High Protein Ground Beef Recipes for Easy Meal Prep
Meal prepping doesn't have to be boring! This high-protein ground beef recipe is the perfect way to keep your meals exciting, nutritious, and ready to go. With simple ingredients and easy steps, you'll have delicious, protein-packed meals prepped in no time.
Equipment
- 1 Skillet
- 1 medium pot
- 1 meal prep containers
Ingredients
- 1 lb ground beef
- 2 cup quinoa (uncooked)
- 1 cup low-sodium chicken broth
- 1 cup cup bell peppers diced
- 1 cup zucchini diced
- 1/2 cup red onion diced
- 2 clove garlic minced
- 1 tbsp olive oil
- 1 tsp red onion
- 1 tsp cumin powder
- Salt and pepper to test
- 1/4 cup fresh parsley
Instructions
- Cook the Quinoa:Rinse the quinoa under cold water.In a medium pot, bring the chicken broth to a boil.Add the quinoa, reduce heat, and simmer for 15 minutes or until liquid is absorbed.Fluff with a fork and set aside.
- Prepare the Vegetables:In a large skillet, heat the olive oil over medium heat.Add the diced red onion and sauté for 2-3 minutes until translucent.Add the minced garlic and cook for another minute.
- Cook the Ground Beef:Push the onion and garlic to the side of the skillet.Add the ground beef and break it apart with a spatula.Cook until browned, about 5-7 minutes.Season with smoked paprika, cumin, salt, and pepper.

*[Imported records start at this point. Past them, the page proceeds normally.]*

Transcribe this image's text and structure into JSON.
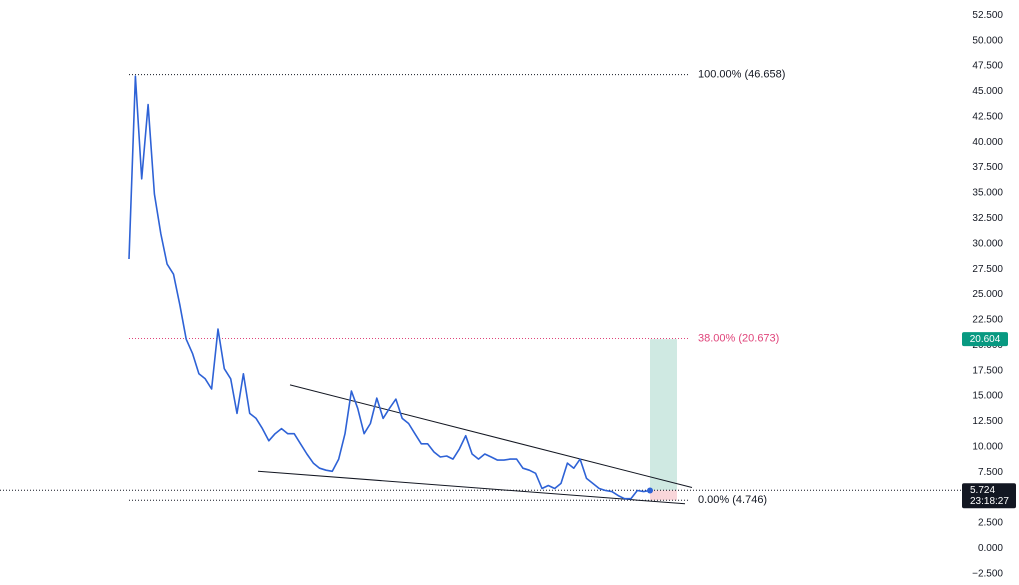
{
  "chart_data": {
    "type": "line",
    "series": [
      {
        "name": null,
        "color": "#2e62d6",
        "values": [
          28.5,
          46.5,
          36.4,
          43.7,
          34.9,
          31,
          28,
          27,
          24,
          20.6,
          19.2,
          17.2,
          16.7,
          15.7,
          21.6,
          17.7,
          16.7,
          13.3,
          17.2,
          13.3,
          12.8,
          11.8,
          10.6,
          11.3,
          11.8,
          11.3,
          11.3,
          10.3,
          9.3,
          8.4,
          7.9,
          7.7,
          7.6,
          8.8,
          11.3,
          15.5,
          13.8,
          11.3,
          12.3,
          14.8,
          12.8,
          13.8,
          14.7,
          12.8,
          12.3,
          11.3,
          10.3,
          10.3,
          9.5,
          9,
          9.1,
          8.8,
          9.8,
          11.1,
          9.3,
          8.8,
          9.3,
          9,
          8.7,
          8.7,
          8.8,
          8.8,
          7.9,
          7.7,
          7.4,
          5.9,
          6.2,
          5.9,
          6.4,
          8.4,
          7.9,
          8.8,
          6.9,
          6.4,
          5.9,
          5.7,
          5.6,
          5.2,
          4.9,
          4.9,
          5.7,
          5.6,
          5.7
        ]
      }
    ],
    "ylim": [
      -3.6,
      54
    ],
    "yticks": [
      {
        "value": 52.5,
        "label": "52.500"
      },
      {
        "value": 50,
        "label": "50.000"
      },
      {
        "value": 47.5,
        "label": "47.500"
      },
      {
        "value": 45,
        "label": "45.000"
      },
      {
        "value": 42.5,
        "label": "42.500"
      },
      {
        "value": 40,
        "label": "40.000"
      },
      {
        "value": 37.5,
        "label": "37.500"
      },
      {
        "value": 35,
        "label": "35.000"
      },
      {
        "value": 32.5,
        "label": "32.500"
      },
      {
        "value": 30,
        "label": "30.000"
      },
      {
        "value": 27.5,
        "label": "27.500"
      },
      {
        "value": 25,
        "label": "25.000"
      },
      {
        "value": 22.5,
        "label": "22.500"
      },
      {
        "value": 20,
        "label": "20.000"
      },
      {
        "value": 17.5,
        "label": "17.500"
      },
      {
        "value": 15,
        "label": "15.000"
      },
      {
        "value": 12.5,
        "label": "12.500"
      },
      {
        "value": 10,
        "label": "10.000"
      },
      {
        "value": 7.5,
        "label": "7.500"
      },
      {
        "value": 5,
        "label": "5.000"
      },
      {
        "value": 2.5,
        "label": "2.500"
      },
      {
        "value": 0,
        "label": "0.000"
      },
      {
        "value": -2.5,
        "label": "−2.500"
      }
    ],
    "fib_levels": [
      {
        "label": "100.00% (46.658)",
        "value": 46.658,
        "color": "#131722"
      },
      {
        "label": "38.00% (20.673)",
        "value": 20.673,
        "color": "#e0447a"
      },
      {
        "label": "0.00% (4.746)",
        "value": 4.746,
        "color": "#131722"
      }
    ],
    "trendlines": [
      [
        16.1,
        6.0
      ],
      [
        7.6,
        4.4
      ]
    ],
    "current_price": {
      "value": 5.724,
      "label": "5.724"
    },
    "countdown": "23:18:27",
    "target_price": {
      "value": 20.604,
      "label": "20.604"
    }
  }
}
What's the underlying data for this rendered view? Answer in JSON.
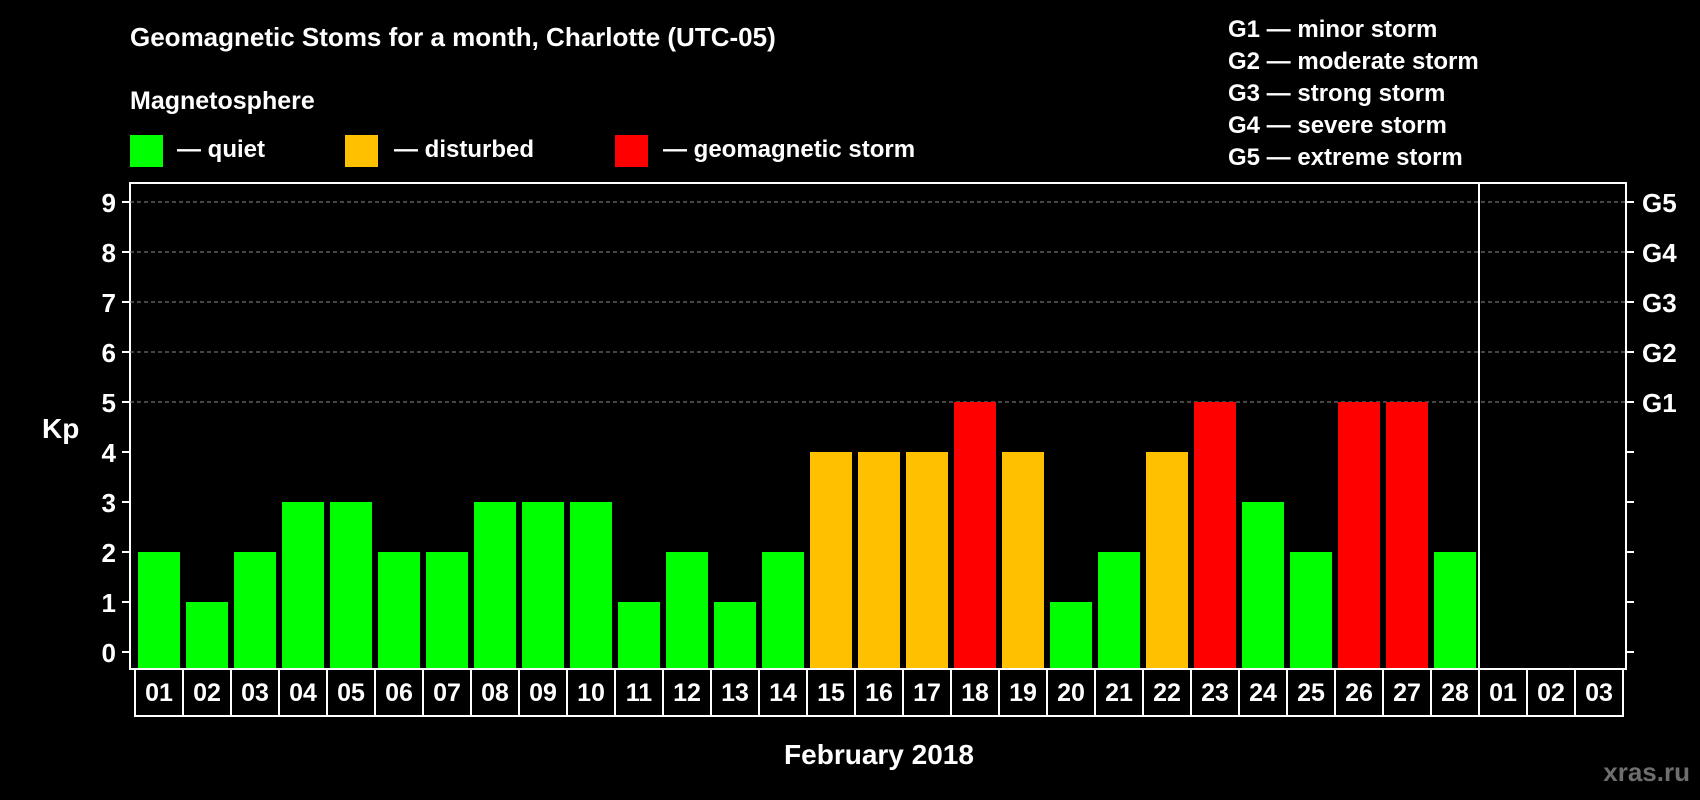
{
  "title": "Geomagnetic Stoms for a month, Charlotte (UTC-05)",
  "legend": {
    "heading": "Magnetosphere",
    "items": [
      {
        "label": "— quiet",
        "color": "#00ff00"
      },
      {
        "label": "— disturbed",
        "color": "#ffc000"
      },
      {
        "label": "— geomagnetic storm",
        "color": "#ff0000"
      }
    ]
  },
  "g_scale": [
    "G1 — minor storm",
    "G2 — moderate storm",
    "G3 — strong storm",
    "G4 — severe storm",
    "G5 — extreme storm"
  ],
  "watermark": "xras.ru",
  "chart_data": {
    "type": "bar",
    "ylabel": "Kp",
    "xlabel": "February 2018",
    "ylim": [
      0,
      9
    ],
    "yticks": [
      "0",
      "1",
      "2",
      "3",
      "4",
      "5",
      "6",
      "7",
      "8",
      "9"
    ],
    "right_labels": [
      {
        "value": 5,
        "label": "G1"
      },
      {
        "value": 6,
        "label": "G2"
      },
      {
        "value": 7,
        "label": "G3"
      },
      {
        "value": 8,
        "label": "G4"
      },
      {
        "value": 9,
        "label": "G5"
      }
    ],
    "grid_lines": [
      5,
      6,
      7,
      8,
      9
    ],
    "categories": [
      "01",
      "02",
      "03",
      "04",
      "05",
      "06",
      "07",
      "08",
      "09",
      "10",
      "11",
      "12",
      "13",
      "14",
      "15",
      "16",
      "17",
      "18",
      "19",
      "20",
      "21",
      "22",
      "23",
      "24",
      "25",
      "26",
      "27",
      "28",
      "01",
      "02",
      "03"
    ],
    "values": [
      2,
      1,
      2,
      3,
      3,
      2,
      2,
      3,
      3,
      3,
      1,
      2,
      1,
      2,
      4,
      4,
      4,
      5,
      4,
      1,
      2,
      4,
      5,
      3,
      2,
      5,
      5,
      2,
      null,
      null,
      null
    ],
    "colors": {
      "quiet": "#00ff00",
      "disturbed": "#ffc000",
      "storm": "#ff0000"
    },
    "month_end_index": 28
  }
}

- Combine and Cook Vegetables:Add the diced bell peppers and zucchini to the skillet.Stir everything together and cook for an additional 5 minutes until vegetables are tender.
- Assemble:Divide the quinoa evenly into meal prep containers.Top with the ground beef and vegetable mixture.Garnish with fresh parsley.
Notes
Meal prepping is an excellent way to stay on track with your health goals, especially when you’re aiming to increase your protein intake. This high-protein ground beef recipe is not only delicious but also versatile enough to keep your meals exciting throughout the week. Originating from a combination of global cuisines, this dish is designed to be both flavorful and nourishing. Whether you’re hitting the gym or simply looking for a balanced meal, this recipe has you covered.
Nutrition Facts
Nutrient | Amount per Serving |
---|---|
Calories | 350 |
Protein | 28g |
Carbohydrates | 25g |
Fat | 14g |
Fiber | 5g |
Sugars | 4g |
Sodium | 320mg |
Tips and Variations
- Customizations: Swap quinoa for brown rice or cauliflower rice for a lower-carb option.
- Substitutions: Use ground turkey or chicken for a lighter version.
- Spice It Up: Add a pinch of cayenne pepper or chili flakes for extra heat.
- Storage: These meal prep bowls can be stored in the fridge for up to 4 days, making them a perfect grab-and-go lunch or dinner.
Conclusion
This high-protein ground beef meal prep recipe is a game-changer for anyone looking to maintain a balanced diet without sacrificing flavor. With its rich taste and easy preparation, it’s a great addition to your weekly meal rotation. Enjoy the convenience of having nutritious meals ready to go, all while staying on track with your health goals.FAQs
Can I freeze these meal prep bowls?
Yes, they can be frozen for up to 2 months. Just reheat in the microwave or on the stovetop. What other vegetables can I use?
Broccoli, spinach, or carrots are excellent alternatives. How can I increase the protein content?
Add a hard-boiled egg or sprinkle some shredded cheese on top for an extra protein boost.